Collaborative: Assessing Effects of Food Web Structure on Patterns of Productivity and Trophic Transfer in Lake Food Webs

Grant Details


9520884 Carrick This research will examine the effect of upper food web configuration on pelagic ecosystem structure, carbon flow, and productivity in Castle Lake, California. This research builds on a whole lake food web manipulation, and augments the value and importance of a well-developed long term data set emphasizing biological and climatic determinants of primary productivity. In this project, food web configuration in Castle Lake will be manipulated by varying the stocking rates of rainbow trout. The manipulation will reduce rainbow trout, thus increasing the abundance of golden shiners, copepods, and micrograzers of bacteria. By measuring rates of microbial and primary production and assessing population and growth dynamics of metazoans and fish, this research will estimate patterns of production and carbon flow through the food web under different food web configurations. The response of the Castle Lake food web to trophic structure manipulation will be compared to concurrent dynamics in an unperturbed reference site, Cliff Lake.
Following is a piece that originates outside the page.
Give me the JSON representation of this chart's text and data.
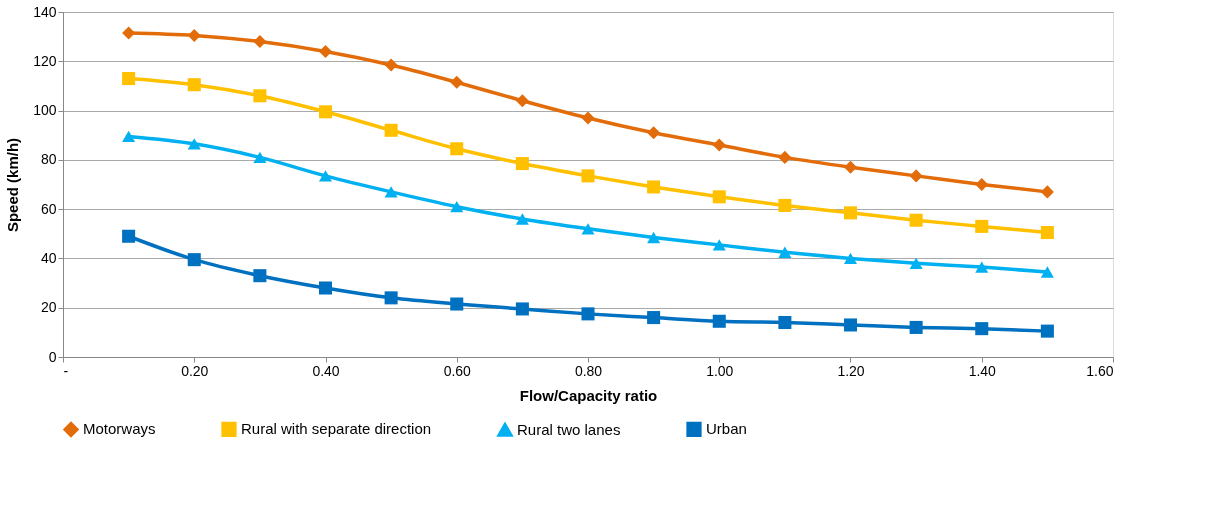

In addition to the whole lake manipulation, a series of meso- and microcosm experiments to address mechanisms determining food web structure will be conducted. This research will be summarized and synthesized within a quantitative simulation model. This quantitative framework will allow integration from investigations spanning a variety of spatial and temporal scales, and will allow interpretation of microbial and classic-based food web dynamics within the context of the long-term data record for the Castle Lake ecosystem.